My Solution: Get everything ready for the next day the night before, so there’s less time spent in the morning getting ready for the day. Also, prepare food the day before so you’re not spending money on eating out.

Cody Warren

“Remembering to bring food, or having to buy lunch.”

My solution: Use the hunger I built up throughout the day as a reminder to prepare a lunch for the next day. Then, I set my keys inside my lunch bag so I don’t forget to bring it with me the next morning.

Bea Bonte:

“Sometimes I slip into verbally giving someone a task and I know those easily can slip through the cracks.”

My Solution: Make sure that if I’m going to talk to someone in person about a specific thing or clarify it with them, that I am first assigning it to them in our PM tool so that they have a heads up and can easily move it to their to-do list.

 

Do the benefits of WFH, outweigh the con’s?

For me – as someone who needs personal interaction to thrive, the benefits sure feel like they outweigh the cons.

Benefits of WFH:

  • No Commute
  • Lower distractions (if you don’t have kids)
  • Higher threshhold for communication, cutting down on some nonsense.

Con’s of WFH:

  • Zoom meeting fatigue
  • Sometimes have to make a meeting or video call for something that could be a 2 minute in-person chat.
  • Lack of some collaboration vibes, friendly banter etc.

When to know if it’s time to get back in the office

There is no substitute for following your local government rules, for assuring the health of your people, and by taking into consideration your teams opinions (particularly if they have strong opinions.) But if you’re experiencing these things – it may be time to get back in your collaborative space.

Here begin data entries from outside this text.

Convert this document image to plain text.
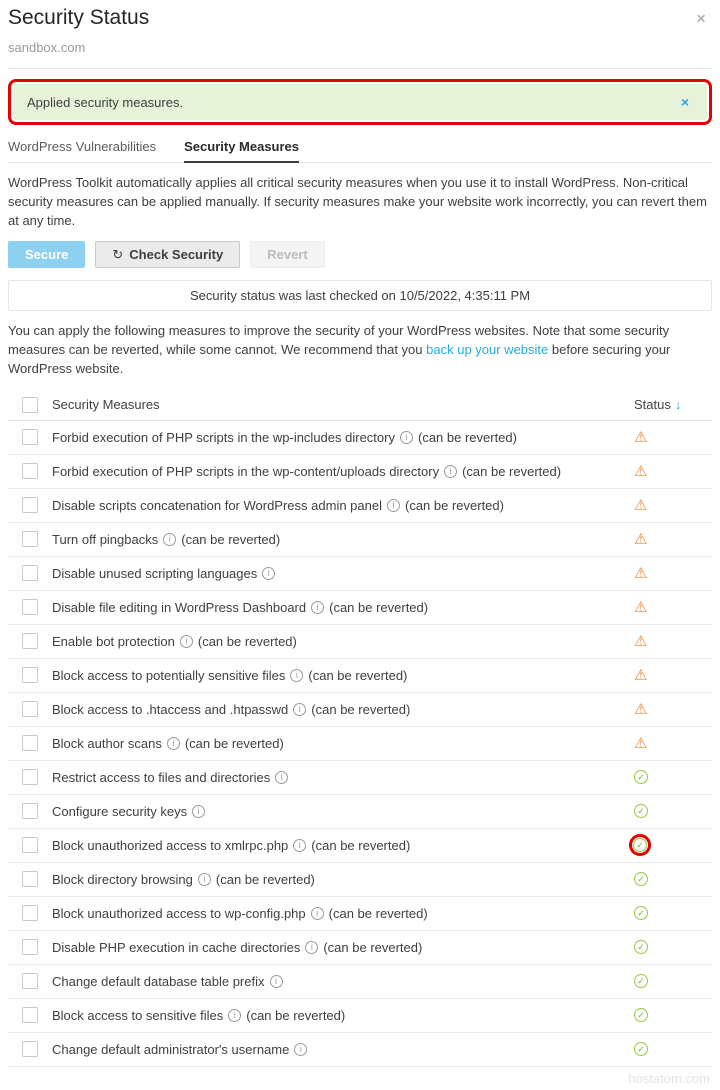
Security Status	×
sandbox.com
Applied security measures.	×
WordPress Vulnerabilities Security Measures

WordPress Toolkit automatically applies all critical security measures when you use it to install WordPress. Non-critical security measures can be applied manually. If security measures make your website work incorrectly, you can revert them at any time.

Secure	↻ Check Security	Revert
Security status was last checked on 10/5/2022, 4:35:11 PM

You can apply the following measures to improve the security of your WordPress websites. Note that some security measures can be reverted, while some cannot. We recommend that you back up your website before securing your WordPress website.

Security Measures	Status ↓
Forbid execution of PHP scripts in the wp-includes directory	i (can be reverted)	⚠
Forbid execution of PHP scripts in the wp-content/uploads directory	i (can be reverted)	⚠
Disable scripts concatenation for WordPress admin panel	i (can be reverted)	⚠
Turn off pingbacks	i (can be reverted)	⚠
Disable unused scripting languages	i	⚠
Disable file editing in WordPress Dashboard	i (can be reverted)	⚠
Enable bot protection	i (can be reverted)	⚠
Block access to potentially sensitive files	i (can be reverted)	⚠
Block access to .htaccess and .htpasswd	i (can be reverted)	⚠
Block author scans	i (can be reverted)	⚠
Restrict access to files and directories	i	✓
Configure security keys	i	✓
Block unauthorized access to xmlrpc.php	i (can be reverted)	✓
Block directory browsing	i (can be reverted)	✓
Block unauthorized access to wp-config.php	i (can be reverted)	✓
Disable PHP execution in cache directories	i (can be reverted)	✓
Change default database table prefix	i	✓
Block access to sensitive files	i (can be reverted)	✓
Change default administrator's username	i	✓
hostatom.com
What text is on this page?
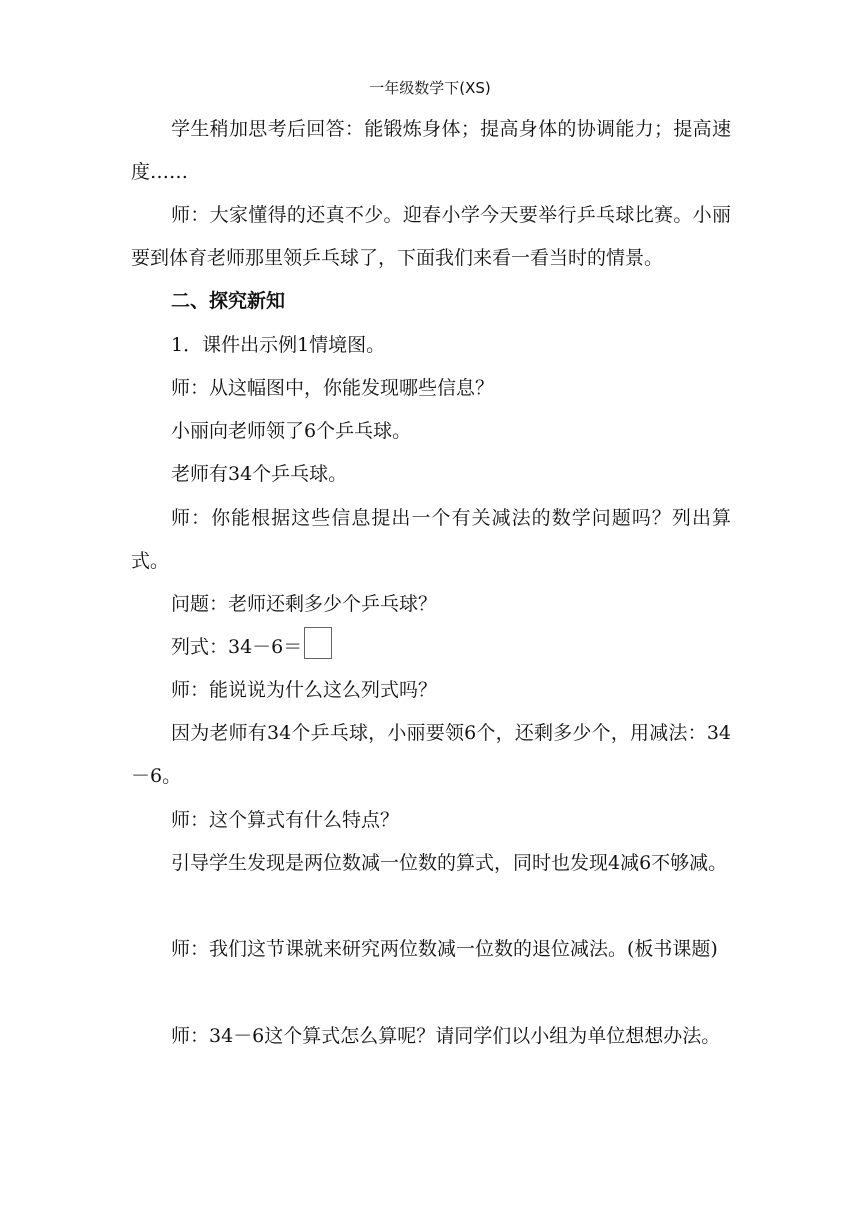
一年级数学下(XS)
学生稍加思考后回答：能锻炼身体；提高身体的协调能力；提高速度……
师：大家懂得的还真不少。迎春小学今天要举行乒乓球比赛。小丽要到体育老师那里领乒乓球了，下面我们来看一看当时的情景。
二、探究新知
1．课件出示例1情境图。
师：从这幅图中，你能发现哪些信息？
小丽向老师领了6个乒乓球。
老师有34个乒乓球。
师：你能根据这些信息提出一个有关减法的数学问题吗？列出算式。
问题：老师还剩多少个乒乓球？
列式：34－6＝
师：能说说为什么这么列式吗？
因为老师有34个乒乓球，小丽要领6个，还剩多少个，用减法：34－6。
师：这个算式有什么特点？
引导学生发现是两位数减一位数的算式，同时也发现4减6不够减。
师：我们这节课就来研究两位数减一位数的退位减法。(板书课题)
师：34－6这个算式怎么算呢？请同学们以小组为单位想想办法。
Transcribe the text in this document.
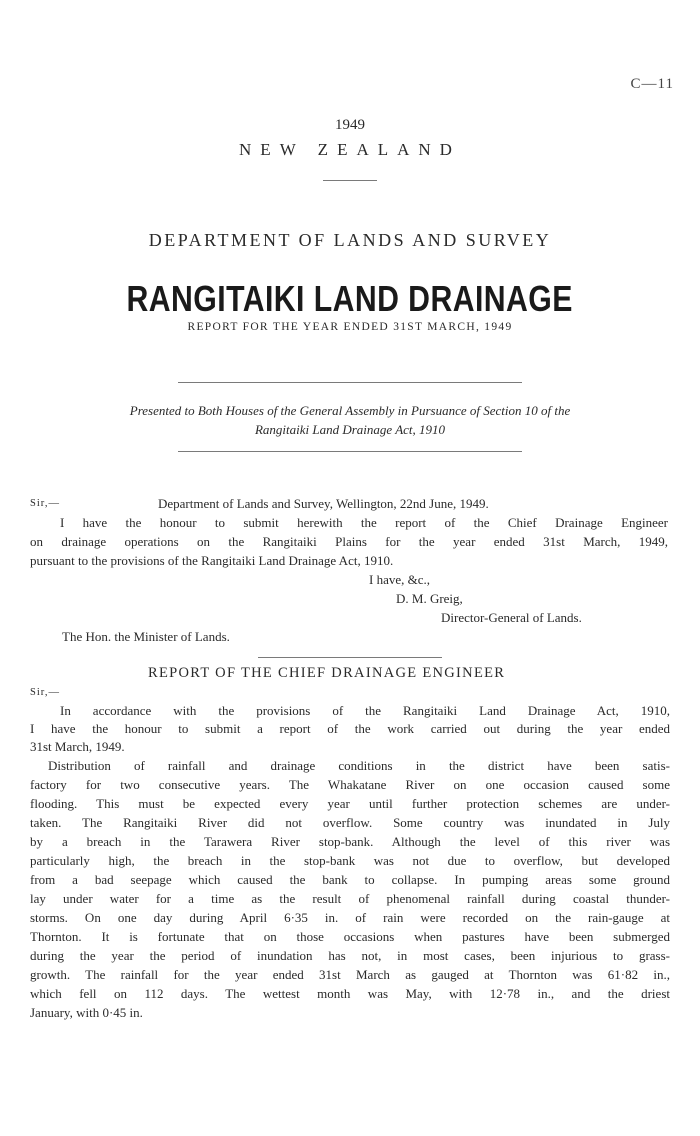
C—11
1949
NEW ZEALAND
DEPARTMENT OF LANDS AND SURVEY
RANGITAIKI LAND DRAINAGE
REPORT FOR THE YEAR ENDED 31ST MARCH, 1949
Presented to Both Houses of the General Assembly in Pursuance of Section 10 of the
Rangitaiki Land Drainage Act, 1910
Sir,—	Department of Lands and Survey, Wellington, 22nd June, 1949.
I have the honour to submit herewith the report of the Chief Drainage Engineer
on drainage operations on the Rangitaiki Plains for the year ended 31st March, 1949,
pursuant to the provisions of the Rangitaiki Land Drainage Act, 1910.
I have, &c.,
D. M. Greig,
Director-General of Lands.
The Hon. the Minister of Lands.
REPORT OF THE CHIEF DRAINAGE ENGINEER
Sir,—
In accordance with the provisions of the Rangitaiki Land Drainage Act, 1910,
I have the honour to submit a report of the work carried out during the year ended
31st March, 1949.
Distribution of rainfall and drainage conditions in the district have been satis-
factory for two consecutive years. The Whakatane River on one occasion caused some
flooding. This must be expected every year until further protection schemes are under-
taken. The Rangitaiki River did not overflow. Some country was inundated in July
by a breach in the Tarawera River stop-bank. Although the level of this river was
particularly high, the breach in the stop-bank was not due to overflow, but developed
from a bad seepage which caused the bank to collapse. In pumping areas some ground
lay under water for a time as the result of phenomenal rainfall during coastal thunder-
storms. On one day during April 6·35 in. of rain were recorded on the rain-gauge at
Thornton. It is fortunate that on those occasions when pastures have been submerged
during the year the period of inundation has not, in most cases, been injurious to grass-
growth. The rainfall for the year ended 31st March as gauged at Thornton was 61·82 in.,
which fell on 112 days. The wettest month was May, with 12·78 in., and the driest
January, with 0·45 in.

  • Your local government has said companies can return to the office.
  • There is growing consensus that the health concerns can be mitigated/ taken care of.
  • You have a COVID return plan, and safety precautions that you can follow and post in your office.
  • Everyone is burnt out of zoom meetings, and is aching to work together again.
  • You believe your team will benefit from collaborative work will benefit the team, more than the drawbacks will negatively effect them.

Above all – keep the health and safety of your team at the forefront of your decision, and sometimes that includes mental health!

Working from home has taken a toll as well – we decided that we can socially distance, sanitize, take temperatures and have a healthy return – and I hope as the curve is flattened in certain areas, that other companies consider the trade offs as well.